À medida que um número recorde de turistas chega ao Rio de Janeiro, muitos olham para além dos marcos emblemáticos da cidade e procuram passeios locais nas favelas da cidade para aprender mais sobre os territórios frequentemente estigmatizados que também são faróis de cultura e arte urbana.
O fluxo de visitantes curiosos tem inspirado moradores de comunidades de baixa renda a recorrerem ao turismo para gerar dinheiro, incluindo o guia local Vitor Oliveira.
Oliveira, ex-mototaxista da Rocinha, a favela mais populosa do Rio, disse que começou a oferecer passeios turísticos depois de perceber um aumento no número de visitantes internacionais. O turismo, disse ele, é hoje a sua principal fonte de rendimento.
O Rio recebeu 12,5 milhões de turistas em 2025, incluindo 2,1 milhões de visitantes internacionais, segundo a Prefeitura do Rio. O número de turistas internacionais aumentou 44,8% em relação a 2024, gerando 7,8 bilhões de reais (US$ 1,5 bilhão) para a economia do Rio.
Em um dia de semana movimentado no final de janeiro, a Rocinha ficou lotada de turistas do Chile e da França. No meio da multidão, Oliveira conduziu Oscar Jara, um paraguaio, e seu sobrinho, José Martínez, pelas ruas estreitas da favela.
“Vindo ao Rio e visitando apenas a praia de Copacabana, a estátua de Cristo e o Pão de Açúcar, você não está realmente visitando o Rio. Você está visitando um lado elegante e caro do Rio”, disse Oliveira. “Mas a essência do Rio vem das favelas”.
A Rocinha se estende em uma colina com vista para muitos dos principais pontos turísticos do Rio. Oliveira normalmente começa seu passeio com mirantes e depois leva os turistas a espaços culturais, como apresentações de capoeira e galerias de artistas.

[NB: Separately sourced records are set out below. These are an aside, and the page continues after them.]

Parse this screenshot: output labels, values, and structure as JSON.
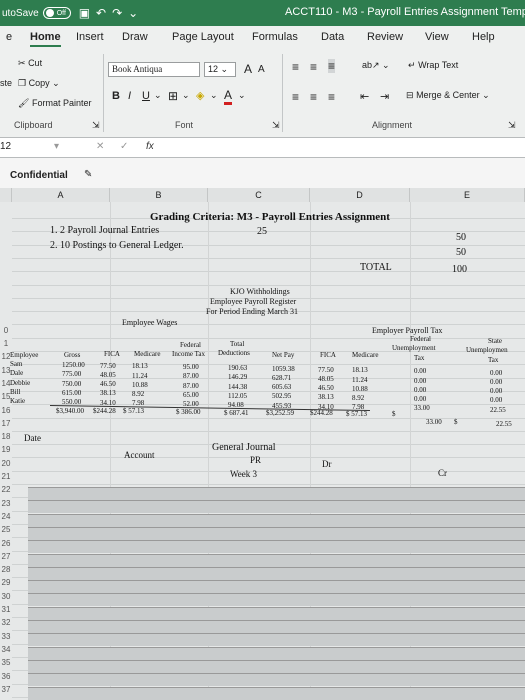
{
  "titlebar": {
    "autosave_label": "utoSave",
    "toggle_label": "Off",
    "title": "ACCT110 - M3 - Payroll Entries Assignment Template"
  },
  "tabs": [
    "e",
    "Home",
    "Insert",
    "Draw",
    "Page Layout",
    "Formulas",
    "Data",
    "Review",
    "View",
    "Help"
  ],
  "ribbon": {
    "clipboard": {
      "cut": "Cut",
      "copy": "Copy",
      "paste_partial": "ste",
      "format_painter": "Format Painter",
      "label": "Clipboard"
    },
    "font": {
      "family": "Book Antiqua",
      "size": "12",
      "grow": "A",
      "shrink": "A",
      "bold": "B",
      "italic": "I",
      "underline": "U",
      "font_color": "A",
      "fill_color": "A",
      "label": "Font"
    },
    "alignment": {
      "wrap_text": "Wrap Text",
      "merge_center": "Merge & Center",
      "label": "Alignment"
    }
  },
  "formula_bar": {
    "name_box": "12",
    "cancel": "✕",
    "enter": "✓",
    "fx": "fx",
    "value": ""
  },
  "sensitivity": {
    "label": "Confidential"
  },
  "columns": [
    "A",
    "B",
    "C",
    "D",
    "E"
  ],
  "rows": [
    "",
    "",
    "",
    "",
    "",
    "",
    "",
    "",
    "",
    "0",
    "1",
    "12",
    "13",
    "14",
    "15",
    "16",
    "17",
    "18",
    "19",
    "20",
    "21",
    "22",
    "23",
    "24",
    "25",
    "26",
    "27",
    "28",
    "29",
    "30",
    "31",
    "32",
    "33",
    "34",
    "35",
    "36",
    "37"
  ],
  "sheet": {
    "grading_title": "Grading Criteria: M3 - Payroll Entries Assignment",
    "criteria": [
      {
        "text": "1. 2 Payroll Journal Entries",
        "score": "25",
        "points": "50"
      },
      {
        "text": "2. 10 Postings to General Ledger.",
        "points": "50"
      }
    ],
    "total_label": "TOTAL",
    "total_value": "100",
    "register_lines": [
      "KJO Withholdings",
      "Employee Payroll Register",
      "For Period Ending March 31"
    ],
    "employee_wages_label": "Employee Wages",
    "employer_tax_label": "Employer Payroll Tax",
    "headers": {
      "employee": "Employee",
      "gross": "Gross",
      "fica": "FICA",
      "medicare": "Medicare",
      "federal_top": "Federal",
      "federal_bottom": "Income Tax",
      "total_top": "Total",
      "total_bottom": "Deductions",
      "net_pay": "Net Pay",
      "er_fica": "FICA",
      "er_medicare": "Medicare",
      "fed_unemp_top": "Federal",
      "fed_unemp_mid": "Unemployment",
      "fed_unemp_bottom": "Tax",
      "state_top": "State",
      "state_mid": "Unemploymen",
      "state_bottom": "Tax"
    },
    "employees": [
      {
        "name": "Sam",
        "gross": "1250.00",
        "fica": "77.50",
        "medicare": "18.13",
        "federal": "95.00",
        "total": "190.63",
        "net": "1059.38",
        "er_fica": "77.50",
        "er_medicare": "18.13",
        "fed_unemp": "0.00",
        "state_unemp": "0.00"
      },
      {
        "name": "Dale",
        "gross": "775.00",
        "fica": "48.05",
        "medicare": "11.24",
        "federal": "87.00",
        "total": "146.29",
        "net": "628.71",
        "er_fica": "48.05",
        "er_medicare": "11.24",
        "fed_unemp": "0.00",
        "state_unemp": "0.00"
      },
      {
        "name": "Debbie",
        "gross": "750.00",
        "fica": "46.50",
        "medicare": "10.88",
        "federal": "87.00",
        "total": "144.38",
        "net": "605.63",
        "er_fica": "46.50",
        "er_medicare": "10.88",
        "fed_unemp": "0.00",
        "state_unemp": "0.00"
      },
      {
        "name": "Bill",
        "gross": "615.00",
        "fica": "38.13",
        "medicare": "8.92",
        "federal": "65.00",
        "total": "112.05",
        "net": "502.95",
        "er_fica": "38.13",
        "er_medicare": "8.92",
        "fed_unemp": "0.00",
        "state_unemp": "0.00"
      },
      {
        "name": "Katie",
        "gross": "550.00",
        "fica": "34.10",
        "medicare": "7.98",
        "federal": "52.00",
        "total": "94.08",
        "net": "455.93",
        "er_fica": "34.10",
        "er_medicare": "7.98",
        "fed_unemp": "33.00",
        "state_unemp": "22.55"
      }
    ],
    "totals": {
      "gross": "$3,940.00",
      "fica": "$244.28",
      "medicare": "$ 57.13",
      "federal": "$ 386.00",
      "total": "$ 687.41",
      "net": "$3,252.59",
      "er_fica": "$244.28",
      "er_medicare": "$ 57.13",
      "fed_unemp_sym": "$",
      "fed_unemp": "33.00",
      "state_unemp_sym": "$",
      "state_unemp": "22.55"
    },
    "journal": {
      "title": "General Journal",
      "date": "Date",
      "account": "Account",
      "pr": "PR",
      "dr": "Dr",
      "cr": "Cr",
      "week": "Week 3"
    }
  }
}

Os clientes ainda podem optar por encerrar o passeio com um churrasco brasileiro na própria varanda.
Os turistas buscam cada vez mais experiências autênticas sobre o que significa ser carioca, disse Caroline Martins de Melo Bottino, professora do departamento de turismo da Universidade do Estado do Rio de Janeiro. “As pessoas entendem que as favelas do Rio atendem muito bem a essas expectativas”.
À medida que o número de visitantes aumenta, novos bares com varandas e casas com lajes abertas estão abrindo para os turistas tirarem selfies, e alguns até oferecem serviços panorâmicos de gravação de vídeos com drones.
Alguns desses vídeos, feitos por influenciadores, viralizaram nas redes sociais e são parte do motivo do crescimento das visitas. Oliveira disse que centenas de turistas o abordaram depois de aparecerem em um vídeo de um turista espanhol no YouTube que recebeu milhares de visualizações.
Jara, a turista paraguaia, destacou que alguns desses vídeos virais dão confiança às pessoas para visitarem sem medo. Ele mesmo procurou Oliveira após assistir a um de seus vídeos. “É um turismo muito autêntico… não organizado para turistas, não organizado para mostrar algo superficial”, disse Jara.
Jara não foi a única que sucumbiu ao charme da Rocinha. A superestrela global Rosalía passou os últimos dias de 2025 no Rio, e sua estadia incluiu uma viagem à Rocinha, onde um vídeo a mostra aprendendo o famoso passo do passinho.
Cosme Felippsen, guia turístico que trabalha em sua favela natal, o Morro da Providência, e também na Rocinha, diz que muitos guias adaptam especificamente seus passeios para ir além de simplesmente beber uma caipirinha em uma favela.
“Vamos levar as pessoas para se conscientizarem, para contarem a história desses territórios pelo olhar do personagem principal: o morador.”